Peracetic acid oxidizes tissue, which caused breakdown of collagen visible in the SEM imaging. The subsequent increased surface area may be the cause for its vivid color in staining, and may affect the results of quantifiable assays. Despite its incomplete decellularization, the mixed effects of peracetic acid warrant further investigation.
Figure 1: PicoGreen® assay for DNA content of decellularized tissue.
Figure 2: Estimated collagen content of decellularized tissue
Figure 3: Estimated GAG content of decellularized tissue
Figure 4: Relative cell fluorescence over time when incubating cells with human renal cells.

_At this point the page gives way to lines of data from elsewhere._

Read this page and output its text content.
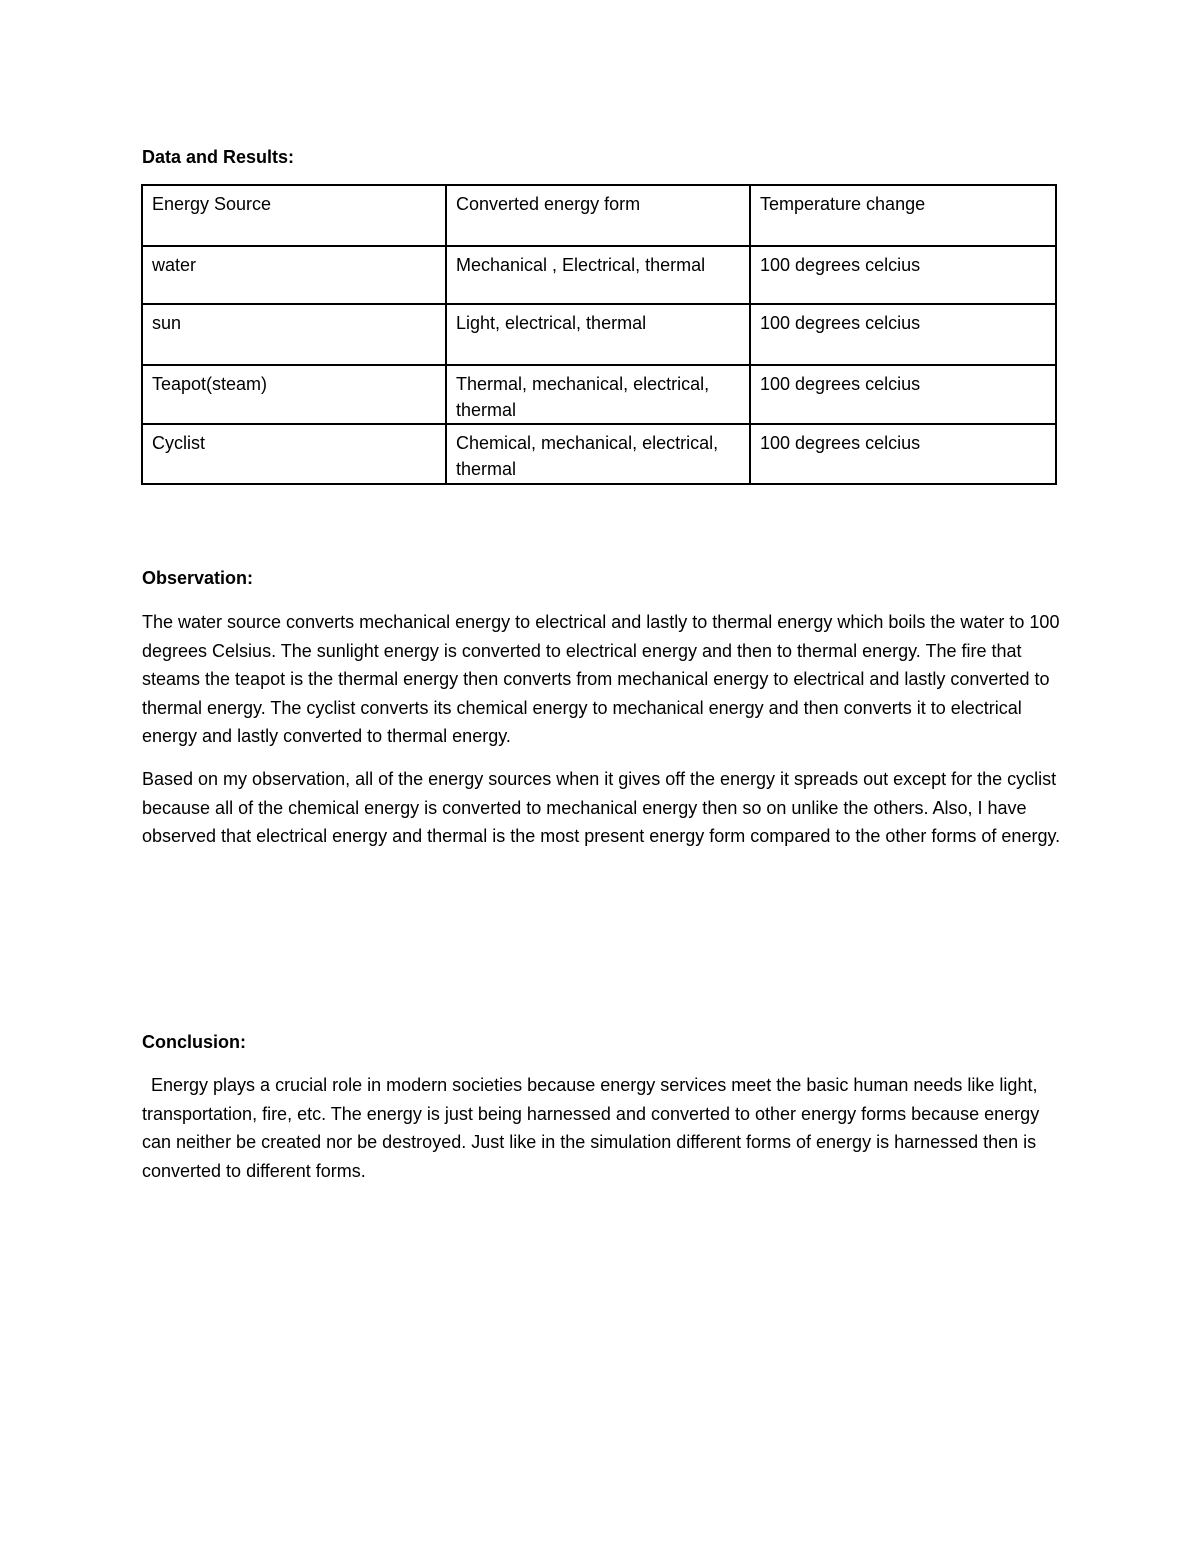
Data and Results:
Energy Source	Converted energy form	Temperature change
water	Mechanical , Electrical, thermal	100 degrees celcius
sun	Light, electrical, thermal	100 degrees celcius
Teapot(steam)	Thermal, mechanical, electrical, thermal	100 degrees celcius
Cyclist	Chemical, mechanical, electrical, thermal	100 degrees celcius
Observation:

The water source converts mechanical energy to electrical and lastly to thermal energy which boils the water to 100 degrees Celsius. The sunlight energy is converted to electrical energy and then to thermal energy. The fire that steams the teapot is the thermal energy then converts from mechanical energy to electrical and lastly converted to thermal energy. The cyclist converts its chemical energy to mechanical energy and then converts it to electrical energy and lastly converted to thermal energy.

Based on my observation, all of the energy sources when it gives off the energy it spreads out except for the cyclist because all of the chemical energy is converted to mechanical energy then so on unlike the others. Also, I have observed that electrical energy and thermal is the most present energy form compared to the other forms of energy.

Conclusion:

Energy plays a crucial role in modern societies because energy services meet the basic human needs like light, transportation, fire, etc. The energy is just being harnessed and converted to other energy forms because energy can neither be created nor be destroyed. Just like in the simulation different forms of energy is harnessed then is converted to different forms.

V. Conclusions and Acknowledgements
Despite its theoretical significance, EDTA failed to visibly affect decellularization in initial trials with SDS, Triton X-100, and when used alone, each at 0.1 wt%. Considerable evidence was found for NaOH as an effective decellularization agent. Despite its damage to the collagen structure, it showed a superior final effect on recellularization, and will be subject for further study. We would like to thank Nafiseh Poornejad, Evan Buckmiller, Lara Schaumann, and Angella Nakalembe for their guidance and assistance throughout this project.